I'm trying to apply the Lanchester square law: $remainingUnits = \sqrt{a^{2}-b^{2}} $ to graphs, more specifically, the shortest paths. The formula represents the number of remaining units after battle, where $a$ is the size of our army and $b$ is the size of an enemy army.
Let's say we have the following graph: https://i.stack.imgur.com/vM9xP.png (where edges represent an enemy strength guarding the city) and we want to conquer city $L$ from city $A$ and our initial strength is $100$. Any shortest path algorithm would normally choose the upper path, as the sum of it's weights is less than to bottom path, however, we can't conquer city $L$ when we take the upper path, since the our army would die trying to conquer city $J$ (before city $J$, we are left with $43$ units vs $44$ units guarding the city $J$.).
However, when we take the bottom path, our army will successfully conquer the city $L$. After conquering city $C$, we have $60$ units left, after conquering city $E$ we have 40 units left.. and we are left with 7 units when city $L$ is conquered.
Normally, this would a be computer science problem and would require me to write some algorithm, basically not for this stack exchange. But, I have a theory it's possible to calculate a value (relative to our strength and strengths of enemy armies), which if we will add to weights of all edges, any shortest-path algorithm would choose the correct path right away and without requiring to write any code. And that is more fit for this SE, rather than StackOverflow.
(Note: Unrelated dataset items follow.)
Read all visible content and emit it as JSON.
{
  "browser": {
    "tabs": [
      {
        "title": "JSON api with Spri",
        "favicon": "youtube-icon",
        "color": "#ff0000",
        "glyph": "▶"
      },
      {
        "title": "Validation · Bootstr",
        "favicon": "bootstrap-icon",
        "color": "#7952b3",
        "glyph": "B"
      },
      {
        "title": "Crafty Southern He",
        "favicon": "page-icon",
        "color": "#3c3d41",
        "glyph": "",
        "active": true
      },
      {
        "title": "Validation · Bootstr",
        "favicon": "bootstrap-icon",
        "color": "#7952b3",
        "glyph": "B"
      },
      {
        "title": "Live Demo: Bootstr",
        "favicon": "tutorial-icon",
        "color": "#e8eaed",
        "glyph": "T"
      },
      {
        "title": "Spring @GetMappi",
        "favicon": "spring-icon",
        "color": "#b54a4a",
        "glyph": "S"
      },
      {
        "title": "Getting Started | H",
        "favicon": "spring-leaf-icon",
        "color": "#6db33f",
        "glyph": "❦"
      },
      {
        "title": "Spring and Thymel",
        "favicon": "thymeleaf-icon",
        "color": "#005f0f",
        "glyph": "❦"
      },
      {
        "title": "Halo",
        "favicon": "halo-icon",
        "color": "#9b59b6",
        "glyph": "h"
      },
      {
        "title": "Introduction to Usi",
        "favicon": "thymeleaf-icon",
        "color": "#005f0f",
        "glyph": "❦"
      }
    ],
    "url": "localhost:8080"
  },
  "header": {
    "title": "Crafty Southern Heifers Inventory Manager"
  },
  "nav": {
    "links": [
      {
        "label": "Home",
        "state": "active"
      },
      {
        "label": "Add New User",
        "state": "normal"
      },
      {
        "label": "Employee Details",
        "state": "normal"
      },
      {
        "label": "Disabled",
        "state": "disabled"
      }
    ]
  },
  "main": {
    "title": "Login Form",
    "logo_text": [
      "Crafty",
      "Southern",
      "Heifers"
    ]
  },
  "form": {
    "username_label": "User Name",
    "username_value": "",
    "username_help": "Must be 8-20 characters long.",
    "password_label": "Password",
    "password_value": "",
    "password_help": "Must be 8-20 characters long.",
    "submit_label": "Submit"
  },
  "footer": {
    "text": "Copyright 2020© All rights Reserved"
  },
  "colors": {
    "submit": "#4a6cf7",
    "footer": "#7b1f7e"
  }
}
Could you help me find that number or disprove my theory?
Thanks
If rounding doesn't matter, just square all the weights. The path minimizing $w_1^2 + w_2^2 + \dots + w_k^2$ (if its edges have weights $w_1, w_2, \dots, w_k$) is the best path, since an army of $100$ will be left with $$\sqrt{100^2 - w_1^2 - w_2^2 - \dots - w_k^2}$$ soldiers after taking that path.
In your example, I think that the shortest path is actually the best, and that following the upper path leaves you with $\sqrt{168}$ soldiers - so what I'm assuming is going wrong is that (quite reasonably) you're assuming that when an army of $100$ faces an army of $14$, it is left not with approximately $99.0152$ soldiers but with $99$.
In this case, a direct transformation won't quite work, since you have to take your entire history into account to determine how the rounding will go.
But ordinary Dijkstra's algorithm - modified, of course, to use the square law - will continue to find the optimal path.
Here, at every step of the algorithm, we have labeled some subset of the cities with the maximum number of soldiers we can have remaining when we reach that city. (Initially, just the starting city is labeled with $100$.)
We consider all possible avenues of attack out of all those cities, pick the one that leaves us with those cities, and use it to label one more city with the maximum number of soldiers we could have left after we conquer it.
(This still works just like the ordinary proof of Dijkstra: if attacking city $X$ directly from the cities we understand leaves us with $k$ soldiers, and attacking any other city $X'$ leaves us with at most $k$ soldiers, we're not going to have another indirect route to $X$ that does any better than $k$.)